For 73-year-old Dennis Hickey, it’s the simple things like enjoying the outdoors and taking family vacations he looks forward to.
"I can do my job, I sell houses,” said Hickey. “I can enjoy the grandkids."
Dennis has chronic lymphocytic leukemia, or CLL, a common and deadly form of adult leukemia.
"The prognosis was not good," says Dennis.
Given six months to live, Dennis got to take an experimental drug called ibrutinib as part of a clinical trial.
"We've seen a drug come into the clinic that has really helped patients with CLL and related diseases that have been at the end of their life," explains Dr. John C. Byrd, MD, D. Warren Brown Chair of Leukemia Research at the Ohio State University Comprehensive Cancer Center.
The drug works by targeting the protein in CLL cells. Without the protein, the cancer can't grow.
Doctors say 90-percent of patients have had success with ibrutinib and side effects are minimal.

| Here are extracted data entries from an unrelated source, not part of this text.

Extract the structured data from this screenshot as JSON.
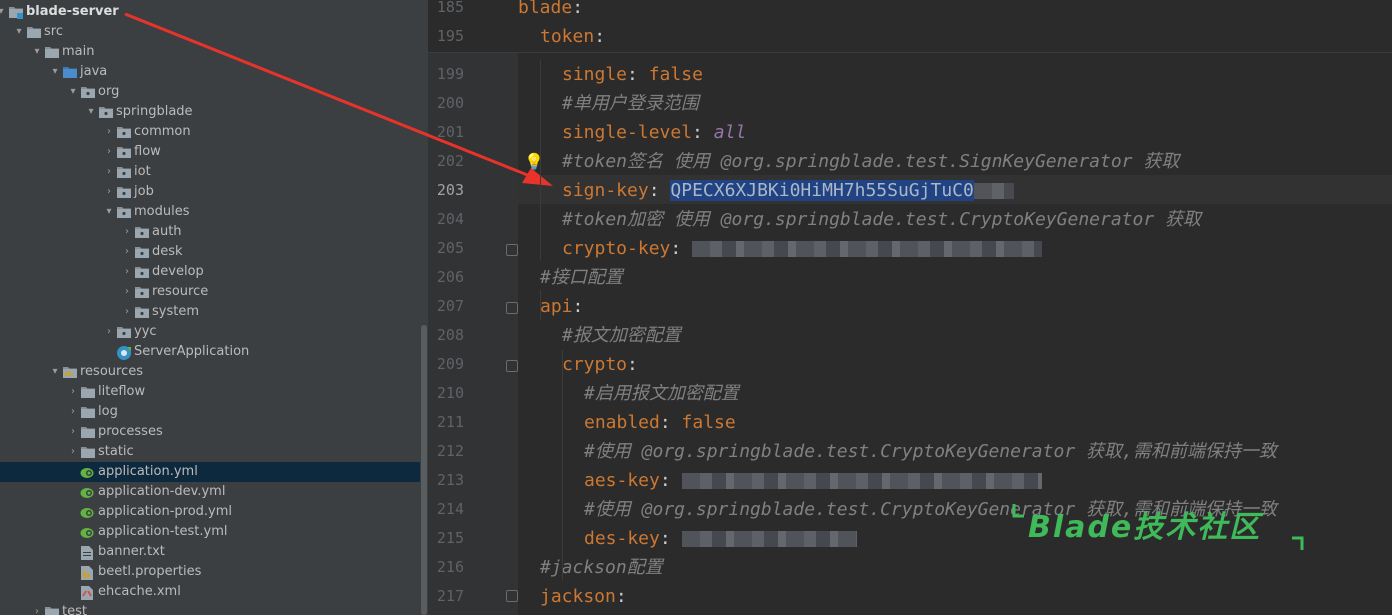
{
  "tree": {
    "items": [
      {
        "label": "blade-server",
        "arrow": "▾",
        "icon": "module-folder-icon",
        "level": 0,
        "bold": true
      },
      {
        "label": "src",
        "arrow": "▾",
        "icon": "folder-icon",
        "level": 1
      },
      {
        "label": "main",
        "arrow": "▾",
        "icon": "folder-icon",
        "level": 2
      },
      {
        "label": "java",
        "arrow": "▾",
        "icon": "source-folder-icon",
        "level": 3
      },
      {
        "label": "org",
        "arrow": "▾",
        "icon": "package-icon",
        "level": 4
      },
      {
        "label": "springblade",
        "arrow": "▾",
        "icon": "package-icon",
        "level": 5
      },
      {
        "label": "common",
        "arrow": "›",
        "icon": "package-icon",
        "level": 6
      },
      {
        "label": "flow",
        "arrow": "›",
        "icon": "package-icon",
        "level": 6
      },
      {
        "label": "iot",
        "arrow": "›",
        "icon": "package-icon",
        "level": 6
      },
      {
        "label": "job",
        "arrow": "›",
        "icon": "package-icon",
        "level": 6
      },
      {
        "label": "modules",
        "arrow": "▾",
        "icon": "package-icon",
        "level": 6
      },
      {
        "label": "auth",
        "arrow": "›",
        "icon": "package-icon",
        "level": 7
      },
      {
        "label": "desk",
        "arrow": "›",
        "icon": "package-icon",
        "level": 7
      },
      {
        "label": "develop",
        "arrow": "›",
        "icon": "package-icon",
        "level": 7
      },
      {
        "label": "resource",
        "arrow": "›",
        "icon": "package-icon",
        "level": 7
      },
      {
        "label": "system",
        "arrow": "›",
        "icon": "package-icon",
        "level": 7
      },
      {
        "label": "yyc",
        "arrow": "›",
        "icon": "package-icon",
        "level": 6
      },
      {
        "label": "ServerApplication",
        "arrow": "",
        "icon": "spring-boot-class-icon",
        "level": 6
      },
      {
        "label": "resources",
        "arrow": "▾",
        "icon": "resources-folder-icon",
        "level": 3
      },
      {
        "label": "liteflow",
        "arrow": "›",
        "icon": "folder-icon",
        "level": 4
      },
      {
        "label": "log",
        "arrow": "›",
        "icon": "folder-icon",
        "level": 4
      },
      {
        "label": "processes",
        "arrow": "›",
        "icon": "folder-icon",
        "level": 4
      },
      {
        "label": "static",
        "arrow": "›",
        "icon": "folder-icon",
        "level": 4
      },
      {
        "label": "application.yml",
        "arrow": "",
        "icon": "yaml-spring-icon",
        "level": 4,
        "selected": true
      },
      {
        "label": "application-dev.yml",
        "arrow": "",
        "icon": "yaml-spring-icon",
        "level": 4
      },
      {
        "label": "application-prod.yml",
        "arrow": "",
        "icon": "yaml-spring-icon",
        "level": 4
      },
      {
        "label": "application-test.yml",
        "arrow": "",
        "icon": "yaml-spring-icon",
        "level": 4
      },
      {
        "label": "banner.txt",
        "arrow": "",
        "icon": "text-file-icon",
        "level": 4
      },
      {
        "label": "beetl.properties",
        "arrow": "",
        "icon": "properties-file-icon",
        "level": 4
      },
      {
        "label": "ehcache.xml",
        "arrow": "",
        "icon": "xml-file-icon",
        "level": 4
      },
      {
        "label": "test",
        "arrow": "›",
        "icon": "folder-icon",
        "level": 2
      }
    ]
  },
  "editor": {
    "sticky": [
      {
        "num": "185",
        "indent": 0,
        "segs": [
          {
            "t": "k",
            "v": "blade"
          },
          {
            "t": "p",
            "v": ":"
          }
        ]
      },
      {
        "num": "195",
        "indent": 1,
        "segs": [
          {
            "t": "k",
            "v": "token"
          },
          {
            "t": "p",
            "v": ":"
          }
        ]
      }
    ],
    "lines": [
      {
        "num": "199",
        "indent": 2,
        "segs": [
          {
            "t": "k",
            "v": "single"
          },
          {
            "t": "p",
            "v": ": "
          },
          {
            "t": "b",
            "v": "false"
          }
        ]
      },
      {
        "num": "200",
        "indent": 2,
        "segs": [
          {
            "t": "c",
            "v": "#单用户登录范围"
          }
        ]
      },
      {
        "num": "201",
        "indent": 2,
        "segs": [
          {
            "t": "k",
            "v": "single-level"
          },
          {
            "t": "p",
            "v": ": "
          },
          {
            "t": "f",
            "v": "all"
          }
        ]
      },
      {
        "num": "202",
        "indent": 2,
        "segs": [
          {
            "t": "c",
            "v": "#token签名 使用 @org.springblade.test.SignKeyGenerator 获取"
          }
        ]
      },
      {
        "num": "203",
        "indent": 2,
        "current": true,
        "segs": [
          {
            "t": "k",
            "v": "sign-key"
          },
          {
            "t": "p",
            "v": ": "
          },
          {
            "t": "s",
            "v": "QPECX6XJBKi0HiMH7h55SuGjTuC0"
          },
          {
            "t": "x",
            "v": "redacted",
            "w": 40
          }
        ]
      },
      {
        "num": "204",
        "indent": 2,
        "segs": [
          {
            "t": "c",
            "v": "#token加密 使用 @org.springblade.test.CryptoKeyGenerator 获取"
          }
        ]
      },
      {
        "num": "205",
        "indent": 2,
        "segs": [
          {
            "t": "k",
            "v": "crypto-key"
          },
          {
            "t": "p",
            "v": ": "
          },
          {
            "t": "x",
            "v": "redacted",
            "w": 350
          }
        ]
      },
      {
        "num": "206",
        "indent": 1,
        "segs": [
          {
            "t": "c",
            "v": "#接口配置"
          }
        ]
      },
      {
        "num": "207",
        "indent": 1,
        "segs": [
          {
            "t": "k",
            "v": "api"
          },
          {
            "t": "p",
            "v": ":"
          }
        ]
      },
      {
        "num": "208",
        "indent": 2,
        "segs": [
          {
            "t": "c",
            "v": "#报文加密配置"
          }
        ]
      },
      {
        "num": "209",
        "indent": 2,
        "segs": [
          {
            "t": "k",
            "v": "crypto"
          },
          {
            "t": "p",
            "v": ":"
          }
        ]
      },
      {
        "num": "210",
        "indent": 3,
        "segs": [
          {
            "t": "c",
            "v": "#启用报文加密配置"
          }
        ]
      },
      {
        "num": "211",
        "indent": 3,
        "segs": [
          {
            "t": "k",
            "v": "enabled"
          },
          {
            "t": "p",
            "v": ": "
          },
          {
            "t": "b",
            "v": "false"
          }
        ]
      },
      {
        "num": "212",
        "indent": 3,
        "segs": [
          {
            "t": "c",
            "v": "#使用 @org.springblade.test.CryptoKeyGenerator 获取,需和前端保持一致"
          }
        ]
      },
      {
        "num": "213",
        "indent": 3,
        "segs": [
          {
            "t": "k",
            "v": "aes-key"
          },
          {
            "t": "p",
            "v": ": "
          },
          {
            "t": "x",
            "v": "redacted",
            "w": 360
          }
        ]
      },
      {
        "num": "214",
        "indent": 3,
        "segs": [
          {
            "t": "c",
            "v": "#使用 @org.springblade.test.CryptoKeyGenerator 获取,需和前端保持一致"
          }
        ]
      },
      {
        "num": "215",
        "indent": 3,
        "segs": [
          {
            "t": "k",
            "v": "des-key"
          },
          {
            "t": "p",
            "v": ": "
          },
          {
            "t": "x",
            "v": "redacted",
            "w": 175
          }
        ]
      },
      {
        "num": "216",
        "indent": 1,
        "segs": [
          {
            "t": "c",
            "v": "#jackson配置"
          }
        ]
      },
      {
        "num": "217",
        "indent": 1,
        "segs": [
          {
            "t": "k",
            "v": "jackson"
          },
          {
            "t": "p",
            "v": ":"
          }
        ]
      }
    ]
  },
  "watermark": {
    "text": "Blade技术社区"
  },
  "colors": {
    "keyword": "#cc7832",
    "comment": "#808080",
    "selection": "#214283",
    "arrow": "#e8332a",
    "watermark": "#3fba5a"
  }
}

"Patients tolerate it very, very well,” says Dr. Byrd. “Many patients will say they feel like they did before they had CLL."
Researchers say ibrutinib's a game changer. Dennis Hickey says it's a life saver.
"I'm still here,” said Dennis. “I look, I look back to it and say boy, I've been blessed, and I'm so thankful."
Researchers say ibrutinib is not a cure, but it can allow patients follow to manage CLL the same way they would manage diabetes or high blood pressure. The drug is expected to be approved by the FDA in early 2014.